The Identity Shift That Changes Everything
The entrepreneurs with ADHD who finally break through don’t “fix” their brains.
They redesign their entire business to work with their brains.
They stop trying to become the consistent, routine-loving founder the gurus talk about. Instead, they become the architect of a system that leverages their natural strengths — hyperfocus, pattern recognition, creative problem-solving, relentless drive under pressure — while outsourcing or automating everything that drains them.
This is the layer most ADHD entrepreneurs never reach because it requires something terrifying: accepting that you are never going to be “normal” at entrepreneurship… and that’s exactly why you can win bigger than most.
Your ability to see connections others miss. Your tolerance for uncertainty. Your capacity to go all-in when something lights you up. These aren’t liabilities. They’re unfair advantages in a world that rewards speed, creativity, and bold moves.
The shift is simple but brutal:
Stop trying to manage your ADHD. Start designing your business around it.
How to Actually Build a Business That Works With Your Brain
- Stop fighting your energy cycles — weaponize them. Most ADHD entrepreneurs try to force 8-hour focused days. That’s insane. Instead, track when your brain actually works best (for many it’s 10pm-2am or random 4-hour hyperfocus bursts). Build your schedule around those windows. Protect them like gold. Do the deep, high-leverage work then. Use the low-energy periods for admin, calls, or recovery.

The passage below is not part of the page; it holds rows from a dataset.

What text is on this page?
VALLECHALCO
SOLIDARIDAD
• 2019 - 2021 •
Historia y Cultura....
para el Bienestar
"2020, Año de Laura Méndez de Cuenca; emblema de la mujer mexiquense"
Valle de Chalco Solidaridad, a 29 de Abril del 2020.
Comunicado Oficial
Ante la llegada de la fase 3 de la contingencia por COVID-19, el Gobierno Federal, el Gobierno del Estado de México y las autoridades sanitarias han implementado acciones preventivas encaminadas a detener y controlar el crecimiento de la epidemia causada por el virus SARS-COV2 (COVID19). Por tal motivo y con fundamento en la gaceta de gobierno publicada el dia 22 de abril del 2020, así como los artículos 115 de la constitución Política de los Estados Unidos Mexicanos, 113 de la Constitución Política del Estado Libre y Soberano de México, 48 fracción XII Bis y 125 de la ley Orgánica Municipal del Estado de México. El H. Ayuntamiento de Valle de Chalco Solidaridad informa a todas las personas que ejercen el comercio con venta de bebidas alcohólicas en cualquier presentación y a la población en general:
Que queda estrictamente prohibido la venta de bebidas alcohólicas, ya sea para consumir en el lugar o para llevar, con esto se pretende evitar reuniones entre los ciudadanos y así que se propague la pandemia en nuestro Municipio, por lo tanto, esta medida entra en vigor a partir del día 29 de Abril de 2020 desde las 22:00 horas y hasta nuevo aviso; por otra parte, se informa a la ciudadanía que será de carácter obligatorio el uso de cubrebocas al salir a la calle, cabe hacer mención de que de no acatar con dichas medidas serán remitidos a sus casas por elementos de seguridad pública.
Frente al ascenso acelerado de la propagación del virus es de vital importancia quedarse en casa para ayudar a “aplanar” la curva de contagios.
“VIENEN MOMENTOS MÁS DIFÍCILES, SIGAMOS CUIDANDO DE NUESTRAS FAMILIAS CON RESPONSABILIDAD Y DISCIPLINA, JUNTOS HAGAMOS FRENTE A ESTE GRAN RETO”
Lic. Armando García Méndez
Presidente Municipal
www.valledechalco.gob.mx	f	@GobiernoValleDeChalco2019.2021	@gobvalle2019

- Build “chaos containers,” not rigid systems. Traditional project management tools feel like cages. Create loose but effective structures that give your brain freedom. Use tools like Notion with massive flexibility, or body-doubling (working alongside someone virtually), or even hiring a “chaos wrangler” — an assistant who thrives on turning your scattered ideas into executable plans.
- Turn your rejection sensitivity into rocket fuel. That intense fear of letting people down or looking stupid? Channel it into creating ridiculously high standards for your customer experience or product quality. Use it as fuel instead of letting it paralyze you.

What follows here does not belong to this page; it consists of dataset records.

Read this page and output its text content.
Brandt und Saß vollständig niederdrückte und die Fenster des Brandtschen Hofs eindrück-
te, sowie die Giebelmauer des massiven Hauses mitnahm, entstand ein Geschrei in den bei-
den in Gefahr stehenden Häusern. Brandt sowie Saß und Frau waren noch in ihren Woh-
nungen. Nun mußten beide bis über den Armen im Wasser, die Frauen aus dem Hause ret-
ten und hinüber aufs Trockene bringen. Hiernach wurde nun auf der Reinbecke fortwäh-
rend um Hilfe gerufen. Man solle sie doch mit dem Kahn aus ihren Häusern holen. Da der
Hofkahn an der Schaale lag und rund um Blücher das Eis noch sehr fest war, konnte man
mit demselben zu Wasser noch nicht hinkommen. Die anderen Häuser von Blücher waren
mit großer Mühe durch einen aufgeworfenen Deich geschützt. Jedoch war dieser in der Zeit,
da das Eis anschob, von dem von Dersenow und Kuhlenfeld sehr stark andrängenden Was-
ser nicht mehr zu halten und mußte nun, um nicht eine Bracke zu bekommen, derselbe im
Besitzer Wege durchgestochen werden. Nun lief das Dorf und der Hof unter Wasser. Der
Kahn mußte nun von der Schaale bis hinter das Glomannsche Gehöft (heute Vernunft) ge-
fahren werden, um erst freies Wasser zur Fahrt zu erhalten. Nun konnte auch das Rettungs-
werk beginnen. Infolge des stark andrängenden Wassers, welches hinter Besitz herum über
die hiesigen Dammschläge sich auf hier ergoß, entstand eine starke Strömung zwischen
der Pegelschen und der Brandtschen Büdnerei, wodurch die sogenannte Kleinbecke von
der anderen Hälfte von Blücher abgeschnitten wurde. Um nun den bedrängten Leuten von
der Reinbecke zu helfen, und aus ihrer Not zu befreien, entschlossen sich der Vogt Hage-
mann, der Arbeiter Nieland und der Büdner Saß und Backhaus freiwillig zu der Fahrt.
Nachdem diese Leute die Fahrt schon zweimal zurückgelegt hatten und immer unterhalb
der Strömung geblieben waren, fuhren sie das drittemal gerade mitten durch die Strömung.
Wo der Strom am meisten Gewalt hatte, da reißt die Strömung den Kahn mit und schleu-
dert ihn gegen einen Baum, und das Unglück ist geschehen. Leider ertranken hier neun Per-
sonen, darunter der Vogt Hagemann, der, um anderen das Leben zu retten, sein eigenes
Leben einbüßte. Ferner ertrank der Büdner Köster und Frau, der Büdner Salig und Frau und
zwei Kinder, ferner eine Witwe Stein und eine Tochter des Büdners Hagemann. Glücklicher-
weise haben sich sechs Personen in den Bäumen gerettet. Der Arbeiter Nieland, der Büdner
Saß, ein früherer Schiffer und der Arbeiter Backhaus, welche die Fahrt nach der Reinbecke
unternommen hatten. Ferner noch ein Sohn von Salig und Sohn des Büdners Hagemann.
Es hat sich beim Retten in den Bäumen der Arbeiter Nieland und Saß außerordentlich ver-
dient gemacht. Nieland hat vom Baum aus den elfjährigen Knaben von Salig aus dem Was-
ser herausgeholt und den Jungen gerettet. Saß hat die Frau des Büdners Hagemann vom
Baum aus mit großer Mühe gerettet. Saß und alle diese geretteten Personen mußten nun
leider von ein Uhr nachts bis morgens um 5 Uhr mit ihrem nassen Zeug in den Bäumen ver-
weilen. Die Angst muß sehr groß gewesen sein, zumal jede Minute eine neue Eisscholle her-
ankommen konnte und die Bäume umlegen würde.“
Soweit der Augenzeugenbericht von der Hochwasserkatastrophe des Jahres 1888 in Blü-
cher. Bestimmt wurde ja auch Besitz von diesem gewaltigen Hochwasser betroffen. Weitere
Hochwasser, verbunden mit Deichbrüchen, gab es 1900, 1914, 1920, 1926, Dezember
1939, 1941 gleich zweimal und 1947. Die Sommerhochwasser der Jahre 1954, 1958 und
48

- Outsource the parts that make you want to die. The execution, follow-through, and maintenance phases are where most ADHD entrepreneurs lose. Hire or partner with people who love the details. Your job is vision, strategy, and big swings. Let someone else own the spreadsheets.
- Create external pressure on your own terms. Deadlines and public commitments work wonders for the ADHD brain. Use them strategically — announce launches, create beta groups, or work with coaches who understand neurodivergence instead of fighting it.
The entrepreneurs with ADHD who are quietly crushing it right now aren’t the ones who finally became “disciplined.” They’re the ones who stopped apologizing for how their brain works and started building empires that are specifically engineered for it.
They have teams that handle the boring stuff. They have systems that flex with their energy instead of fighting it. They’ve turned their “flaws” into the exact reasons their businesses stand out.
Your ADHD brain is not the enemy. The enemy was trying to play the game by rules that were never designed for you.
The moment you accept that and start designing everything… your calendar, your team, your offers, your processes — around how you actually operate, the struggle doesn’t disappear… but it becomes manageable, even exhilarating.
You were never meant to fit the mold. You were meant to break it and build something better.
The world doesn’t need another cookie-cutter entrepreneur. It needs the chaotic, brilliant, all-in, slightly unhinged visionaries who can only operate at full power when the game is built for them.
That’s you.
Stop trying to fix yourself. Start building the business that was always meant to be run by a mind like yours.
Your next breakthrough isn’t going to come from working harder or being more consistent. It’s going to come from finally giving yourself permission to work differently.
And when you do that? Watch what happens.
The same brain that once felt like a curse becomes the exact reason your business becomes unstoppable.
You’ve got this. Not despite the ADHD. Because of it.